父は私の好きな模型を買って来てくれました。
タミヤの「シャーマン戦車」で、病室で組み立てていました。
「このサスペンション、第二次大戦後の朝鮮戦争のヤツなんだよなあ」と思った事を覚えています。

それにしても、病室でプラモデルの接着剤の臭い、大丈夫だったのかなあ。


子供の頃の、しかも初めての入院は、とても刺激的で、とても寂しいモノだった。


そして退院。
ギブスを付けたまま自宅静養が始まります。

生まれて初めて「松葉杖」も使いました。
木で出来た大きく重いモノでした。
骨折したのは中学1年の春休みで、「松葉杖」を使い中学校まで通学していたのです。

ようやくギブスを外せるようになったのは、夏が近づいていた頃でしょうか。

病院へ行き、ギブスを外します。
ギブス生活をした方なら判ると思いますが、あれは填めている間、中が痒くて痒くてしょうがなくなるのです。かと言って、ギブスの上から掻くワケにもいかず。
ギブスを外し、凄く痩せ細った自分の足に驚き、それでもさっそく掻きまくったのでした。

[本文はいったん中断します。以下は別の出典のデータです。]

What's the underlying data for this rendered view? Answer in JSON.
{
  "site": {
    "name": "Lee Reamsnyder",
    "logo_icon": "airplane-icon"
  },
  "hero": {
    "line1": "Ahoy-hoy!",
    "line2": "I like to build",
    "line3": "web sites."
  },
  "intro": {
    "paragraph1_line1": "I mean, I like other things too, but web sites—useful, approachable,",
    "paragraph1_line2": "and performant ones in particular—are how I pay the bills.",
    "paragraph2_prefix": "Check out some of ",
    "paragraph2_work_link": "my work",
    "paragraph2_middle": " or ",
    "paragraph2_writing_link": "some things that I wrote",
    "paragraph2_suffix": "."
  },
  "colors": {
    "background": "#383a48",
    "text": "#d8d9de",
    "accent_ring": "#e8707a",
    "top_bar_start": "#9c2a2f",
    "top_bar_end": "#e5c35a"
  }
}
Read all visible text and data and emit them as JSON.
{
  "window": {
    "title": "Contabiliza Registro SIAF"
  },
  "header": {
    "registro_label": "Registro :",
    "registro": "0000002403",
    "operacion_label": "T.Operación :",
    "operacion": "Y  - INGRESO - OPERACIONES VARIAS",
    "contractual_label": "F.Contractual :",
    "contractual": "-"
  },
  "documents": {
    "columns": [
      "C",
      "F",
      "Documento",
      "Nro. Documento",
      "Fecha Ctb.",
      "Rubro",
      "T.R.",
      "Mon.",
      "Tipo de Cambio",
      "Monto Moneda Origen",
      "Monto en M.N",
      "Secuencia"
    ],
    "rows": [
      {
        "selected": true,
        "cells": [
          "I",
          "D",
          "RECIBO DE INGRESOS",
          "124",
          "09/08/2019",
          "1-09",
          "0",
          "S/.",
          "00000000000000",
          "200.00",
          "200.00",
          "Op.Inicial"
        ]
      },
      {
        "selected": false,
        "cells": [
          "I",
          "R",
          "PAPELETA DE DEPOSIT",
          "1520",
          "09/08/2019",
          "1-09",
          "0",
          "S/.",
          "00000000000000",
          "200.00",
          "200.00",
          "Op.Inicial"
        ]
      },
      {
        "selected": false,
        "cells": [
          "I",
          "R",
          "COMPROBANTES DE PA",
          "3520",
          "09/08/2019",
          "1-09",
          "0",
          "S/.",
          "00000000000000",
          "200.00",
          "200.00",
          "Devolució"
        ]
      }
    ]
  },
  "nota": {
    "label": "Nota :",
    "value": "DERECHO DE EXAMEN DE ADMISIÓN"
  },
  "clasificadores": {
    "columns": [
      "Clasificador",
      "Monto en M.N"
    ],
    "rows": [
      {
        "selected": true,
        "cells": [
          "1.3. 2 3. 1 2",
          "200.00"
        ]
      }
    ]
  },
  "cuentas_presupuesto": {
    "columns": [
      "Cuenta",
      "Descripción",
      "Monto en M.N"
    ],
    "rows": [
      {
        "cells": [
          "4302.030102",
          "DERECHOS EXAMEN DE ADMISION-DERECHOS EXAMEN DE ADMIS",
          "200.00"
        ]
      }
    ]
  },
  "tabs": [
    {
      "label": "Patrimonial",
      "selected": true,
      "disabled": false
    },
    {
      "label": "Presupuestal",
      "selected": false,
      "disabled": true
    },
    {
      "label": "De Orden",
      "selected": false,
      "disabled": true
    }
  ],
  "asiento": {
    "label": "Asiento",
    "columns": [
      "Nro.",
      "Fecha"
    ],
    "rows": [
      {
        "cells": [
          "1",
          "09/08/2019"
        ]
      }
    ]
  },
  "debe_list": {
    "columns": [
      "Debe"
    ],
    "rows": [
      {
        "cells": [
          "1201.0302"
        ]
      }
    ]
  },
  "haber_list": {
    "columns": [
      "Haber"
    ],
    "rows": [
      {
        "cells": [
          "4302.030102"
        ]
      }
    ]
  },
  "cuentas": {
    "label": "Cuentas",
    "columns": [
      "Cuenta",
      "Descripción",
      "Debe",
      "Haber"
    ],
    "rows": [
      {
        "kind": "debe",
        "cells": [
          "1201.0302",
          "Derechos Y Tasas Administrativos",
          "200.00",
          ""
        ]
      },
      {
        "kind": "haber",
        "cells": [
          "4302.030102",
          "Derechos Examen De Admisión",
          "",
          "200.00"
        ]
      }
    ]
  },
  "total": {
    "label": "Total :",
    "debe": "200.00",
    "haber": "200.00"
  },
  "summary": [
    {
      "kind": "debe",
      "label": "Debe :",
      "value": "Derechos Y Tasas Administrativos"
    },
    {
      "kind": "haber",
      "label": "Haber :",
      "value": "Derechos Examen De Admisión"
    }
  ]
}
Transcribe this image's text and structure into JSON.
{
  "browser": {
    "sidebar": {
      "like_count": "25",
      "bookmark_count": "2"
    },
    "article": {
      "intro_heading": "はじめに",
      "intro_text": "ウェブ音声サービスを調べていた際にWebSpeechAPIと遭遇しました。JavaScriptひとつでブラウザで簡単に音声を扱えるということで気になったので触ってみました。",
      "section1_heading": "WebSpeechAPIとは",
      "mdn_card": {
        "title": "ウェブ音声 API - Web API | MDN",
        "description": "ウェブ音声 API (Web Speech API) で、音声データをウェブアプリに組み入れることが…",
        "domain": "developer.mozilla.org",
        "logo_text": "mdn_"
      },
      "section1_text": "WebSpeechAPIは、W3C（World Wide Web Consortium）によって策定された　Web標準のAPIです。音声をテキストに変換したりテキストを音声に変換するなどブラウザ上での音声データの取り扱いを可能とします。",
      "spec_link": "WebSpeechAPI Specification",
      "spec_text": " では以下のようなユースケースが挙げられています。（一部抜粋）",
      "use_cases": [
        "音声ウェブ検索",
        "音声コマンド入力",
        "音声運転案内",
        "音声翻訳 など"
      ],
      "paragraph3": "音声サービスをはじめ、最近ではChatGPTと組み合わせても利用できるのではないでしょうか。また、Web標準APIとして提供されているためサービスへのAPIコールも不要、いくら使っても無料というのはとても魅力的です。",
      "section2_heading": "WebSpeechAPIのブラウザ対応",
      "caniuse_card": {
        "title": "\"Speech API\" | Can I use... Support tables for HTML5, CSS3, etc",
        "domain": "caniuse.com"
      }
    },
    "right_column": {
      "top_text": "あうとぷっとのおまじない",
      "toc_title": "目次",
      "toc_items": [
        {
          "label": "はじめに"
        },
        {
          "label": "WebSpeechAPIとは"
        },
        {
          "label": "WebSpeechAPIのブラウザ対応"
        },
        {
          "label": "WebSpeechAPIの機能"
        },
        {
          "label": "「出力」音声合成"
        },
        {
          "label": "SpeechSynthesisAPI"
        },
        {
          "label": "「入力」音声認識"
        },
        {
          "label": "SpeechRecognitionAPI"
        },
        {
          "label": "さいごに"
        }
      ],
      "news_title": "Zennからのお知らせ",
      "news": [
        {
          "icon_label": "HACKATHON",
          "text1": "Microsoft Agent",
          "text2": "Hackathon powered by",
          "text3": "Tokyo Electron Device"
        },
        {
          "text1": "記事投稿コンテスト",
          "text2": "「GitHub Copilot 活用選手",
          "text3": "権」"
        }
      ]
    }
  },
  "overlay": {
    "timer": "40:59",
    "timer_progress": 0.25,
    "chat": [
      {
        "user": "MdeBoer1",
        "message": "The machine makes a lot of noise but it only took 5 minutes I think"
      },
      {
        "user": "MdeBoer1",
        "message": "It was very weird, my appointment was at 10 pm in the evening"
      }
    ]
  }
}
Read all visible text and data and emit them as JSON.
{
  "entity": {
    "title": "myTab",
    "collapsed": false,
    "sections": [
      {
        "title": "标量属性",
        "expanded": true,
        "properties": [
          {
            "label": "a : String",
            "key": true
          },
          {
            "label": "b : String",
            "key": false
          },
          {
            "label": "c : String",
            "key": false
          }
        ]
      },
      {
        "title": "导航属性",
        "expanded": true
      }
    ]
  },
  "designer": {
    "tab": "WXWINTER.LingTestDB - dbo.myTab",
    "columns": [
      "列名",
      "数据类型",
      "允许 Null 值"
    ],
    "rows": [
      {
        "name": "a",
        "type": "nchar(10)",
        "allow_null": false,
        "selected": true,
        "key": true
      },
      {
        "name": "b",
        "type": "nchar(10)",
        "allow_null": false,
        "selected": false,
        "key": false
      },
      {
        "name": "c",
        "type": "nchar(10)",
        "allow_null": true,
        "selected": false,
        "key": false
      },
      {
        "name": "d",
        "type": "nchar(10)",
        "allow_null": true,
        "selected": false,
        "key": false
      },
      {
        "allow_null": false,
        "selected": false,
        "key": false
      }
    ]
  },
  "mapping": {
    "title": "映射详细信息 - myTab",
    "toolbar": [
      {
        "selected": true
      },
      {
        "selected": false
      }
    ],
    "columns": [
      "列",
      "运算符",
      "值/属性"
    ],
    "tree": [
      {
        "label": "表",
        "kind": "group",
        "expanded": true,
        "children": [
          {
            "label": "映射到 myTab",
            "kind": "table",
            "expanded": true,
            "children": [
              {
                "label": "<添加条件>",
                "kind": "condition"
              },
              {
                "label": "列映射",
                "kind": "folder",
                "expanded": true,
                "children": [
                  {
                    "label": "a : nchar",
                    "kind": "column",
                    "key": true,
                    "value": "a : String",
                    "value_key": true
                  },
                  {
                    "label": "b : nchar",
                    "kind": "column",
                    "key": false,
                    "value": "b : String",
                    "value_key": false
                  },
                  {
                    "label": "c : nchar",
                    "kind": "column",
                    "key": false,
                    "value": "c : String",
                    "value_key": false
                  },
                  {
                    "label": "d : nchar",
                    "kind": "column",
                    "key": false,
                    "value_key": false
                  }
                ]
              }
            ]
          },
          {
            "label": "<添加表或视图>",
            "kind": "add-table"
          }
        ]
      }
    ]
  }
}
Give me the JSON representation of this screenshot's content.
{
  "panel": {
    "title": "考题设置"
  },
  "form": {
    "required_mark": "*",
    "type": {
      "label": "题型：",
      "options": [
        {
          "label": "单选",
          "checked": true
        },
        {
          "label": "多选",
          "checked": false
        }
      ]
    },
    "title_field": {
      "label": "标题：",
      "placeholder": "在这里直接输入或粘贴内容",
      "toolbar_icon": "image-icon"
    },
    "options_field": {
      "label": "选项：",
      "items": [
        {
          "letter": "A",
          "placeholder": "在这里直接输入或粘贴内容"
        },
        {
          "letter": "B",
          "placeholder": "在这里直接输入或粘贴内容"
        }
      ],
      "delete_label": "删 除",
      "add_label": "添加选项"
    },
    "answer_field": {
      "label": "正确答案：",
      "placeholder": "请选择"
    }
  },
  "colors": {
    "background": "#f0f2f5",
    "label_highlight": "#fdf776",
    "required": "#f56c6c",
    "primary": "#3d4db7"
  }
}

そして、足に入れた「鉄柱」を取り出す事になりました。




さて・・・。

みなさんは焼き鳥の串を外す時、どうしますか?
・・・。




皿の上で「肉を箸で押さえ」、串の端をしっかり持って「ぐりぐりしながら」引っ張って、「肉を外し」ますでしょ?
そうしないと、串と肉がキレイに離れないからです。

「鉄柱」を抜くため、再び手術なんて面倒な事はしないのです。
そんな事をしたら、再び足を切り開かなければなりません。
手術で縫合する際は丁寧に麻酔を使い、それが抜糸するときには乱暴で大雑把、これが「医者の世界の道理」らしいのです。

そこで。
踵から出ている「鉄柱」の端を、巨大な医療用ペンチでしっかりと掴み、「ぐりぐり」回しながら・・・、「ゆっくり、ゆっくり」と抜いて・・・いくのでした・・・。
麻酔も使わずに、です。


つくねを串から外す要領で、ぐりぐり、ぐりぐりと、回しながら抜いていく。


私は長い事 人生やっていますが、あの時の激痛を越える痛さは、未だ経験した事がありません。

私の左足には今でも「12センチの縫い傷跡」」が残っています。
子供の頃の12センチですから、大きな手術だったのでしょう。

その傷を見る度に、あれが「子供の頃見た悪夢」でない事が判るのです。